Company pulls out of surgery

Posted on June 27, 2012. Filed under: Closure | Tags: |

Leicester Mercury | 27 June 2012

A private company is pulling out of running a city GP surgery after protests from patients about poor service.

The Practice plc made the announcement as patients threatened to demonstrate outside the Brandon Street surgery, in Belgrave, and take their protest to local health bosses.

They said they were fed up that nothing was being done to sort out a catalogue of problems at the surgery, which moved from Cross Street, in Belgrave, to the newly-built Belgrave Health Centre, in Brandon Street, last year. Problems included concerns over the number of locum doctors being used, as well as difficulties getting through on the telephone and in getting an appointment after The Practice plc took over the running of the surgery in 2010.

It was part of a £5 million deal to run this and three other city surgeries for five years.

Ved Dhiman, chairman of the patients’ participation group at the surgery, said: “We were promised services would get better but the surgery has been run by locum doctors and patients have had constant problems in getting medication.

“We kept asking the primary care trust (PCT), NHS Leicester City, to do something about it and had meetings with The Practice, but nothing much changed. We were getting so fed up we were planning to demonstrate outside the surgery to let people know about our frustrations.”

The group was also planning to publicly demonstrate outside the PCT headquarters in Enderby.

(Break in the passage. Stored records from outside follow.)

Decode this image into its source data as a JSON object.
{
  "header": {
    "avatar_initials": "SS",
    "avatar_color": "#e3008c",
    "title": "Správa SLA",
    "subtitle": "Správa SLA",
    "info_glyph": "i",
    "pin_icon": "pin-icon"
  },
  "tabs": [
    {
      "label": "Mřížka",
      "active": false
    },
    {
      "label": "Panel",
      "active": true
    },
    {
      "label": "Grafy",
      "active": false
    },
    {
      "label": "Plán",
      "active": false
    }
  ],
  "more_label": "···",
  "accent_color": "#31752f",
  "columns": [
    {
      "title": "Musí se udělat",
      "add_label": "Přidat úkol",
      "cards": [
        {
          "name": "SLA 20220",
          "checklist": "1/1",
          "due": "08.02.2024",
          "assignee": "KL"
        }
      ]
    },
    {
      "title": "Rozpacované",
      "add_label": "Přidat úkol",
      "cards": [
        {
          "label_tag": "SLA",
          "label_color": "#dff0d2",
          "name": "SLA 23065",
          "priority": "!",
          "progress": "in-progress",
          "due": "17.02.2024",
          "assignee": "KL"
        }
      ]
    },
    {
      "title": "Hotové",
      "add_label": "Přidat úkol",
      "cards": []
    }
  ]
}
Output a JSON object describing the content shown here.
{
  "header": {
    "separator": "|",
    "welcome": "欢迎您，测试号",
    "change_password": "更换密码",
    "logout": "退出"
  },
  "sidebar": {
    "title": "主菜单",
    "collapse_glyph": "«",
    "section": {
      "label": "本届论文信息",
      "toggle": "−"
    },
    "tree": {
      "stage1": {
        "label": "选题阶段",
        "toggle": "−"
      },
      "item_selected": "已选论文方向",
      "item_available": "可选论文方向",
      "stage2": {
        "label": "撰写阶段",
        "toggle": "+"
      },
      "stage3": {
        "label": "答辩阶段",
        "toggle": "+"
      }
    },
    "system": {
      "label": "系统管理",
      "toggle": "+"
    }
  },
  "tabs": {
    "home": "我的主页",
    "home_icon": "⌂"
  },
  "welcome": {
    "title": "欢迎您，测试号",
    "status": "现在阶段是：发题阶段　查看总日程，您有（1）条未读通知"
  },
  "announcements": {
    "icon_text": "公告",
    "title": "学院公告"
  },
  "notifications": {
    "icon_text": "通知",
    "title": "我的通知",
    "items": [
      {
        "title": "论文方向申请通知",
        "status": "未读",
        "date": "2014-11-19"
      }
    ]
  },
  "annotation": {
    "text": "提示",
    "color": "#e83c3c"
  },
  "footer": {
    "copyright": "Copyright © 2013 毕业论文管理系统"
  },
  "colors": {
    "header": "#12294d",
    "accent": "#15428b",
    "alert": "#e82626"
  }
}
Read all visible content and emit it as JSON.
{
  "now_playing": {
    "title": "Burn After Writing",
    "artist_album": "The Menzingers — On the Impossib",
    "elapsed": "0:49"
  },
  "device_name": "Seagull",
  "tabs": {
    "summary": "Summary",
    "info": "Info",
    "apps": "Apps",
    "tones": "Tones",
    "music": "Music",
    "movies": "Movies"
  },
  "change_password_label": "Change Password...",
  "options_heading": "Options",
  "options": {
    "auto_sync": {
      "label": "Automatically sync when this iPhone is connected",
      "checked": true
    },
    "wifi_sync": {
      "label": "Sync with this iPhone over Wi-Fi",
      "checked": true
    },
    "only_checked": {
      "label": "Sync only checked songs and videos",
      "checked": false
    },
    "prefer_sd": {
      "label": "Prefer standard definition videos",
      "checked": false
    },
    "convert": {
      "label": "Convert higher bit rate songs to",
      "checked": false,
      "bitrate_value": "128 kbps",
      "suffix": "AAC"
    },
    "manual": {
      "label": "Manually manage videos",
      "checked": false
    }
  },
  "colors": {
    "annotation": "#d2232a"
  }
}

However, on Monday evening bosses at The Practice said they were pulling out.

Dr Jeremy Rose, clinical director of The Practice plc, said: “We have had great difficulty in recruiting permanent GPs to maintain continuity of care for this group of patients – something that is very important to us.

“It is with regret that, by mutual agreement with the PCT, we have decided to release this contract for re-tender.”

The Practice will carry on providing services for the 4,800 patients registered at the surgery until the end of the year.

Mr Dhiman said: “I am very pleased this company is leaving and the patient participation group is sorry it has taken so long for people to listen to our complaints.”

Professor Azhar Farooqi, a city GP and chairman of the Leicester City clinical commissioning group, which will take on responsibility for providing health care in April, said: “Although we are not responsible for the contract, the most important thing for us is patients experience continuity of care.”

Lesley Harrison, associate director for primary care contracting at the PCT, said health bosses would be talking to patients to make sure a suitable provider is found.

Zuffar Haq, a spokesman for the Leicester Mercury Patients’ Panel, said: “It is about time the PCT got its act together for the people in this area. Things need to change.”